Activists blame police
for lawyer's death in Juarez
Associated Press
February 8, 2002
By Mark Stevenson
CIUDAD JUAREZ, Chihuahua - Lawyers and rights activists denounced what they called a "climate of repression" in the border city of Ciudad Juarez Thursday, after police shot to death a lawyer who was working on a politically sensitive murder case.
Activists claim the Chihuahua state government, embarrassed by its inability to stop a string of up to 260 rape-murders committed here since 1993, has engaged in a campaign to silence criticism of its investigation.
Chihuahua state police said they mistook lawyer Mario Escobedo, 29, for a wanted fugitive when they followed his van and tried to pull him over late Tuesday. They said Escobedo fired two shots at the officers, who then riddled his vehicle with bullets. Escobedo died at the scene.
"This has all the signs of being a crime aimed at executing a lawyer for his work in exposing the illicit means that state police use to extract confessions," said Chihuahua Sen. Javier Corral Jurado.
State Attorney General Jose Silva told a news conference "we regret the death of this person, who, out of confusion or error, did not stop when told to do so." But the victim's father, Mario Escobedo, told local media he blamed the state police for his son's death, and said his son had received telephone calls threatening to kill him unless he gave up the case, in which his client is one of two suspects in the most recent eight murders.
"Ever since we took on the defense of these poor men, we began receiving threats, and they said they were going to leave a little present at our offices," said the father, who is also a lawyer in Ciudad Juarez, across the border from El Paso, Texas.
Escobedo claimed his client was tortured into confessing to the murder of eight women whose bodies were discovered in Ciudad Juarez in November. Days before his death, Escobedo had announced he would file a criminal complaint against state officials for allegedly kidnapping and torturing his client.
Residents of Ciudad Juarez are frustrated by police investigations that quickly round up suspects and base their cases against them on confessions rather than physical evidence. Like the two men arrested in November after a four-day investigation, most suspects have later recanted their confessions, claiming they were tortured. And after each round of arrests, the rape murders -- which have targeted young women -- have continued unabated.
Sergio Dante Almaraz, who represents the other suspect arrested in November, said he has also received telephone death threats telling him to give up his defense work. Dante Almaraz said he had no doubt that state police were responsible for the threats, but said he would not give up the case.
"The next time you call me, I'll probably be dead, too," Dante Almaraz said in a telephone interview.
Oscar Mainez, the former director of the state police forensics laboratory who resigned in disgust in January over what he called a flawed investigation and signs of evidence tampering, said, "state police are returning to old-style police tactics."
"They are incapable of investigating crimes, but are used for repression, instead," Mainez said.

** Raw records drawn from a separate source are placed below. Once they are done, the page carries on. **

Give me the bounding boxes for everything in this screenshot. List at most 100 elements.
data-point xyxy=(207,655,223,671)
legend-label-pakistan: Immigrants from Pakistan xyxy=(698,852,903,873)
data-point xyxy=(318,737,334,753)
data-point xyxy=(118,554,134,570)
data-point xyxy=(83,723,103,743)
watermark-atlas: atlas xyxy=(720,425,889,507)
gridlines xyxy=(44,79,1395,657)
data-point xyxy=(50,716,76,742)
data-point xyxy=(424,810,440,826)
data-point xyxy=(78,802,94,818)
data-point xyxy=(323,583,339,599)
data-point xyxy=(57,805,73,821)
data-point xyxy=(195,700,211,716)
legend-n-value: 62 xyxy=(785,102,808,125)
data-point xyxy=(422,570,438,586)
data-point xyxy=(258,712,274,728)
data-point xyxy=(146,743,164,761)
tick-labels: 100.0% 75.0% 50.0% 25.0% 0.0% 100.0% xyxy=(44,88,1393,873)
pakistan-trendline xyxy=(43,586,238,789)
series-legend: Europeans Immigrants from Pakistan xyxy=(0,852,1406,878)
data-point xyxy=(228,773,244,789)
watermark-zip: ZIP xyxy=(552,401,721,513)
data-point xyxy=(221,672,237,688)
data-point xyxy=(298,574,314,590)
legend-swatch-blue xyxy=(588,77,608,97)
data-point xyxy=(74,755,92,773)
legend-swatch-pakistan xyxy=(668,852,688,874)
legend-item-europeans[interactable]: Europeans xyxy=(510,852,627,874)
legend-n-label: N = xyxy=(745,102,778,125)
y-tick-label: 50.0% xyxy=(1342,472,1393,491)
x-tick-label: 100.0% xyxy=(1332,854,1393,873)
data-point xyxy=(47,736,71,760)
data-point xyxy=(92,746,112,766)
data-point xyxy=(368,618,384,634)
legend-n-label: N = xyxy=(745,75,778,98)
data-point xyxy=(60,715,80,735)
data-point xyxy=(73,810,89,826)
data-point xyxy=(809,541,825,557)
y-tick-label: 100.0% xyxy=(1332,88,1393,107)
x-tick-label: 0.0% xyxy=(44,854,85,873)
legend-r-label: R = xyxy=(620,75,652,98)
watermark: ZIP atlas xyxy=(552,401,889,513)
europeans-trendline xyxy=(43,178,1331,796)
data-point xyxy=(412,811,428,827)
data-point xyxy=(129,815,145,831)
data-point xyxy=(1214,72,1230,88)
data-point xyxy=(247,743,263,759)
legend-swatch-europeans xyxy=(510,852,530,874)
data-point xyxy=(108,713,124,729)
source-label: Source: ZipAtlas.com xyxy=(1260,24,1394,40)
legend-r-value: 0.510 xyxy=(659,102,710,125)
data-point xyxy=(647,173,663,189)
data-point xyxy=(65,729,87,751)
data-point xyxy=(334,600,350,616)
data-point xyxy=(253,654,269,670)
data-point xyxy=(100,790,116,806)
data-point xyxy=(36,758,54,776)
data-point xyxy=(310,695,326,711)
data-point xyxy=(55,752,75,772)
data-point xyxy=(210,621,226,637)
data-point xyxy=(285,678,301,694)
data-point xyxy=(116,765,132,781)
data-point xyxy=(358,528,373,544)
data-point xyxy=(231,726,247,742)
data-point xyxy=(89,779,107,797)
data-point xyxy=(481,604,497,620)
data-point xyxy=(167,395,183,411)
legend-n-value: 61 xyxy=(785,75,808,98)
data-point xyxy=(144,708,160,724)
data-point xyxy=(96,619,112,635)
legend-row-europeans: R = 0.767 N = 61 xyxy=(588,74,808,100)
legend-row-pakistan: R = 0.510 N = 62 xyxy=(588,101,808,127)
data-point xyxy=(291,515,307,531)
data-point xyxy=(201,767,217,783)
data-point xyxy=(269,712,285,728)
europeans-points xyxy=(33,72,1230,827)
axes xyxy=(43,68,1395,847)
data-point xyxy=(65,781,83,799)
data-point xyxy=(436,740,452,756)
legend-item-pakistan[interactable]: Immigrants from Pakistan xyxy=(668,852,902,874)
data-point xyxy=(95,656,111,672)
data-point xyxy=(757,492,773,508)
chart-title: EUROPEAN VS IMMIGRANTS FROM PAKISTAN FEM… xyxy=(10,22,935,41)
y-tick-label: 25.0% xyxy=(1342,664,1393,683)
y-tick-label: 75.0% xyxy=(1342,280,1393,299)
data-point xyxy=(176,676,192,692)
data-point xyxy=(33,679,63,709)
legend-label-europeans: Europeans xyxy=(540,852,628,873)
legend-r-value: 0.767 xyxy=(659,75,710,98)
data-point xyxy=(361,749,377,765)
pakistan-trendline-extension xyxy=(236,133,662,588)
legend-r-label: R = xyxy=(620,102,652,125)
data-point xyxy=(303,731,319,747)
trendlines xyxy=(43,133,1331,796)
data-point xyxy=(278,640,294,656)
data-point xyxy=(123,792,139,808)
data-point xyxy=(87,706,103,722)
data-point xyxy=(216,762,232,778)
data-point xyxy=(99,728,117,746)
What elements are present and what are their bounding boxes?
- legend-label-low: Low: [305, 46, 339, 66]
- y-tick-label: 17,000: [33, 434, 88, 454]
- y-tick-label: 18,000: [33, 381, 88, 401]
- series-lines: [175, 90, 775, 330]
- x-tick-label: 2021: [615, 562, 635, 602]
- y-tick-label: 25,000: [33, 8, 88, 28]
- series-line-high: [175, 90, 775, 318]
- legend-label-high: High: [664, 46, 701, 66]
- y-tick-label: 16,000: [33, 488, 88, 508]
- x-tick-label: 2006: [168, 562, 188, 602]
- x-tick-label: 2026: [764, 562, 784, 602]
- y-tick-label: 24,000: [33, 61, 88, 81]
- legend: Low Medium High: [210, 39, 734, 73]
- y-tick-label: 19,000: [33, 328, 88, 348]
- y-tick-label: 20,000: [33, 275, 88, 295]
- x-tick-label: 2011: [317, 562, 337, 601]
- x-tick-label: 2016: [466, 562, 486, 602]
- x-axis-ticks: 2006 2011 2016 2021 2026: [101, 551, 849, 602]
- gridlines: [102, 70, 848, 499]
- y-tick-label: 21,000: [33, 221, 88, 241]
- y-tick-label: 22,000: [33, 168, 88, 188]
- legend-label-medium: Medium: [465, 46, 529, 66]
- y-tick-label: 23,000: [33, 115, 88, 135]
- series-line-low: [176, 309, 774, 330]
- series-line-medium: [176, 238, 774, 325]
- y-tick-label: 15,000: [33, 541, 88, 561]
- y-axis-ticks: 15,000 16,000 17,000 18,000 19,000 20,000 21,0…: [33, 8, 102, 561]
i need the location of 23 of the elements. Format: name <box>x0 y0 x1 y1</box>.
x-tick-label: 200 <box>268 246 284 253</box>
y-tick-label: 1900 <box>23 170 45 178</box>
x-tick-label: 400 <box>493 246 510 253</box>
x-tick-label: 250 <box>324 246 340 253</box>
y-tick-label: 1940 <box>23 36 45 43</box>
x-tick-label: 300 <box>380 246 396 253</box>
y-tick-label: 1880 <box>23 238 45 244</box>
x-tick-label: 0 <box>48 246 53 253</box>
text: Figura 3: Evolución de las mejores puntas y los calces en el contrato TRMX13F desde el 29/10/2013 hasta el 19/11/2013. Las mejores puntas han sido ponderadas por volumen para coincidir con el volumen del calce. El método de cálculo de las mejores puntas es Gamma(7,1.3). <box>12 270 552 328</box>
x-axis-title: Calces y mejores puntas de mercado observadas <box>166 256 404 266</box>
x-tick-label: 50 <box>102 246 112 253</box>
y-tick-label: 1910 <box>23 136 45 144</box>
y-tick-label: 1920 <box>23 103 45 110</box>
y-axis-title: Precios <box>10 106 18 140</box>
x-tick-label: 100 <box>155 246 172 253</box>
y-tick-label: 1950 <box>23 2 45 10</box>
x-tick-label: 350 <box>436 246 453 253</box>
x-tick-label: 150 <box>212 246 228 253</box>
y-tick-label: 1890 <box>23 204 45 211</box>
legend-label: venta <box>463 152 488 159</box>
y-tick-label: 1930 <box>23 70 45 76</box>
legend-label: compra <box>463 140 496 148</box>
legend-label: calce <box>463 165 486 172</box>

In separate interviews with the Associated Press in December, two local journalists said they or their editors had been pressured by state officials to tone down criticism of investigations into the politically embarrassing murder cases.
And in January, in an open letter to President Vicente Fox, women's groups here have complained Chihuahua state officials have launched a campaign to discredit and silence them.
Fernando Medina, spokesman for the governors' office, denied anyone had been pressured.